A arquitetura da dependência é, portanto, a fusão dessas dimensões. Ela se mantém porque o moderno necessita do arcaico e porque a elite nacional se reconhece no espelho europeu. O país vive em permanente tradução de modelos, sem projeto próprio de soberania.
Essa estrutura, contudo, não é invencível. Em cada crise econômica e política reaparecem brechas de consciência histórica. As lutas sociais, a produção cultural, a persistência de saberes populares e indígenas demonstram que há sempre vida além da racionalidade dominante. A dependência não é destino, mas forma histórica. E toda forma histórica pode ser desfeita.
A leitura de Marini, Oliveira, Quijano, Dussel e Boaventura de Sousa Santos revela que o Brasil não sofre de insuficiência moderna, mas de excesso de racionalidade dependente. A exploração, a desigualdade e o epistemicídio são partes de uma mesma engrenagem. O Estado administra a subordinação como se fosse normalidade, e as instituições, em vez de transformá-la, a reiteram.
Compreender essa arquitetura da dependência é condição para reconstruir o sentido da vida pública.
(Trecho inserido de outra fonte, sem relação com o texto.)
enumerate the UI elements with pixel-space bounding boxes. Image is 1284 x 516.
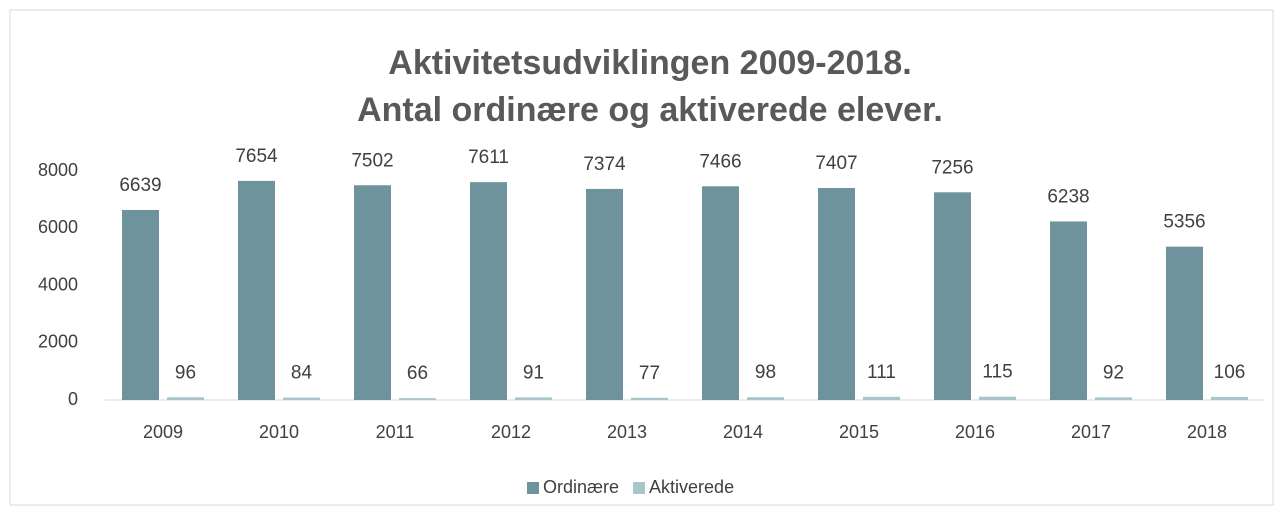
- bar: [470, 182, 507, 400]
- bar: [747, 397, 784, 400]
- data-label: 92: [1103, 362, 1124, 383]
- y-tick-label: 8000: [38, 160, 78, 180]
- bar: [1211, 396, 1248, 400]
- bar: [283, 397, 320, 400]
- data-label: 98: [755, 362, 776, 383]
- legend-swatch: [633, 482, 646, 494]
- chart-title: Antal ordinære og aktiverede elever.: [357, 91, 943, 129]
- y-tick-label: 6000: [38, 217, 78, 237]
- bar: [238, 180, 275, 400]
- bar: [586, 188, 623, 400]
- x-tick-label: 2014: [723, 422, 763, 442]
- data-label: 7374: [583, 154, 626, 175]
- data-label: 77: [639, 363, 660, 384]
- bar: [979, 396, 1016, 400]
- bar: [934, 192, 971, 400]
- data-label: 7611: [468, 147, 509, 168]
- data-label: 5356: [1163, 212, 1205, 233]
- data-label: 66: [407, 363, 428, 384]
- bar: [1095, 397, 1132, 400]
- x-tick-label: 2010: [259, 422, 299, 442]
- x-tick-label: 2012: [491, 422, 531, 442]
- data-label: 91: [523, 362, 544, 383]
- data-label: 6639: [119, 175, 161, 196]
- y-tick-label: 0: [68, 389, 78, 409]
- bar: [122, 209, 159, 400]
- bar: [1166, 246, 1203, 400]
- data-label: 111: [867, 362, 896, 383]
- data-label: 7466: [699, 151, 741, 172]
- data-label: 7654: [235, 146, 278, 167]
- bar: [515, 397, 552, 400]
- y-tick-label: 4000: [38, 274, 78, 294]
- bar: [1050, 221, 1087, 400]
- x-tick-label: 2016: [955, 422, 995, 442]
- y-tick-label: 2000: [38, 332, 78, 352]
- bar: [702, 186, 739, 400]
- x-tick-label: 2015: [839, 422, 879, 442]
- bar: [167, 397, 204, 400]
- data-label: 115: [982, 362, 1012, 383]
- x-tick-label: 2017: [1071, 422, 1111, 442]
- bar: [631, 397, 668, 400]
- legend-swatch: [527, 482, 539, 494]
- data-label: 7502: [351, 150, 393, 171]
- bar: [354, 185, 391, 400]
- data-label: 106: [1214, 362, 1246, 383]
- data-label: 96: [175, 362, 196, 383]
- bar: [818, 187, 855, 400]
- legend-label: Ordinære: [543, 477, 619, 497]
- bar: [399, 398, 436, 400]
- data-label: 7256: [931, 157, 973, 178]
- legend-label: Aktiverede: [649, 477, 734, 497]
- bar: [863, 396, 900, 400]
- data-label: 84: [291, 363, 313, 384]
- x-tick-label: 2018: [1187, 422, 1227, 442]
- chart-title: Aktivitetsudviklingen 2009-2018.: [388, 44, 911, 82]
- data-label: 7407: [815, 153, 857, 174]
- x-tick-label: 2013: [607, 422, 647, 442]
- data-label: 6238: [1047, 186, 1089, 207]
- x-tick-label: 2009: [143, 422, 183, 442]
- x-tick-label: 2011: [376, 422, 415, 442]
O desafio não é alcançar a modernidade, mas libertar-se dela enquanto forma de dominação. O pensamento crítico latino-americano mostrou que a emancipação começa pela consciência do lugar que ocupamos na história. Pensar o Brasil é descolonizar o próprio ato de pensar.
*João dos Reis Silva Júnior é professor titular do Departamento de Educação da Universidade Federal de São Carlos (UFSCar). Autor, entre outros livros, de Educação, sociedade de classes e reformas universitárias (Autores Associados) [https://amzn.to/4fLXTKP].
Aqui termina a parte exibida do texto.